Pria berusia 23 tahun itu juga hanya memberikan sebagian dari nama lengkapnya dan membawa KTP.
Ngun Hlei mengatakan dia ditegur karena tidak mematuhi perintah dan dipindahkan. Dia mencari bantuan dari aktivis pro-demokrasi online dan menemukan jalannya melalui jalan darat ke desa Vaphai di Mizoram pada 6 Maret.
“Perjalanan ke India menghabiskan biaya sekitar USD143,” kata Ngun Hlei.
Tha Peng dan Ngun Hlei mengatakan mereka yakin polisi bertindak atas perintah militer Myanmar, yang dikenal sebagai Tatmadaw. Namun mereka tidak memberikan bukti.
Menurut dokumen rahasia polisi di Mizoram empat polisi Myanmar yang menyeberang ke India setuju dengan pernyataan Tha Peng dan Ngun Hlei.
“Militer menekan pasukan polisi yang sebagian besar adalah polisi untuk menghadapi rakyat,” kata mereka.Dokumen tersebut ditulis oleh petugas polisi Mizoram dan memberikan rincian biografi keempat individu tersebut dan penjelasan mengapa mereka melarikan diri. Dokumen itu tidak ditujukan kepada orang-orang tertentu.
“Karena gerakan pembangkangan sipil mendapatkan momentum dan protes yang diadakan oleh pengunjuk rasa anti-kudeta di berbagai tempat, kami diperintahkan untuk menembak para pengunjuk rasa,” kata mereka dalam pernyataan bersama kepada polisi Mizoram.
“Dalam skenario seperti itu, kami tidak punya nyali untuk menembak orang-orang kami sendiri yang merupakan demonstran damai,” kata mereka.
Pengakuan berbeda datang dari Dal. Pria berusia dua puluh empat tahun mengatakan dia telah bekerja sebagai polisi Myanmar di kota pegunungan Falam di barat laut Myanmar.
Pekerjaannya sebagian besar bersifat administratif, termasuk membuat daftar orang-orang yang ditahan oleh polisi. Tetapi ketika aksi protes membesar setelah kudeta, dia mengatakan dia diperintahkan untuk mencoba menangkap pengunjuk rasa perempuan – sebuah perintah yang dia tolak.
Khawatir dipenjara karena berpihak pada para pengunjuk rasa dan gerakan pembangkangan sipil, dia mengatakan dia memutuskan untuk melarikan diri dari Myanmar.
Menurut ketiga anggota polisi Myanmar itu ada dukungan substansial bagi pengunjuk rasa di dalam kepolisian.
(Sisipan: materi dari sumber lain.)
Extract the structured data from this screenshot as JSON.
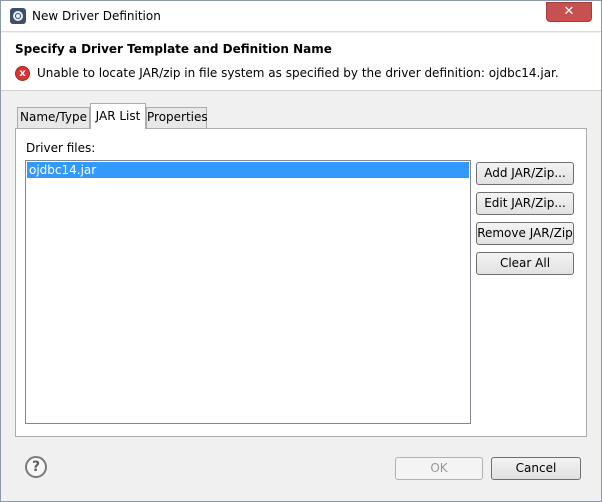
{
  "window": {
    "title": "New Driver Definition",
    "close_label": "✕"
  },
  "header": {
    "title": "Specify a Driver Template and Definition Name",
    "error_icon_glyph": "x",
    "error_message": "Unable to locate JAR/zip in file system as specified by the driver definition: ojdbc14.jar."
  },
  "tabs": [
    {
      "label": "Name/Type",
      "active": false
    },
    {
      "label": "JAR List",
      "active": true
    },
    {
      "label": "Properties",
      "active": false
    }
  ],
  "jar_list": {
    "label": "Driver files:",
    "files": [
      "ojdbc14.jar"
    ],
    "selected_index": 0
  },
  "buttons": {
    "add": "Add JAR/Zip...",
    "edit": "Edit JAR/Zip...",
    "remove": "Remove JAR/Zip",
    "clear": "Clear All"
  },
  "footer": {
    "help_glyph": "?",
    "ok": "OK",
    "ok_enabled": false,
    "cancel": "Cancel"
  },
  "colors": {
    "selection": "#3399ff",
    "error": "#d83434",
    "close_button": "#c75050"
  },
  "icons": {
    "app": "eclipse-icon",
    "error": "error-icon",
    "help": "help-icon",
    "close": "close-icon"
  }
}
“Di dalam kantor polisi, 90% mendukung pengunjuk rasa tetapi tidak ada pemimpin yang mempersatukan mereka,” kata Tha Peng, yang meninggalkan istri dan dua putrinya yang masih kecil, salah satunya berusia enam bulan.Tha Peng mengatakan bahwa meskipun dia merindukan keluarganya, dia takut kembali ke Myanmar.
“Saya tidak ingin kembali,” katanya sambil duduk di ruang lantai pertama yang menghadap ke perbukitan hijau yang membentang ke Myanmar.
Junta militer Myanmar, yang melancarkan kudeta pada 1 Februari dan menggulingkan pemerintah sipil negara itu, tidak menanggapi permintaan komentar Reuters.
Junta mengatakan mereka bertindak dengan sangat menahan diri dalam menangani apa yang disebutnya sebagai demonstrasi oleh pengunjuk rasa huru-hara yang dituduhnya menyerang polisi dan merusak keamanan serta stabilitas nasional.
Protes harian terhadap kudeta tengah terjadi di seluruh wilayah Myanmar dan pasukan keamanan telah bertindak represif. Lebih dari 60 pengunjuk rasa telah tewas dan lebih dari 1.800 ditahan, Asosiasi Bantuan untuk Tahanan Politik, sebuah kelompok advokasi, mengatakan.
Reuters belum dapat mengkonfirmasi angka tersebut secara independen.
Di antara tahanan tersebut adalah peraih Nobel Aung San Suu Kyi, yang memimpin pemerintahan sipil.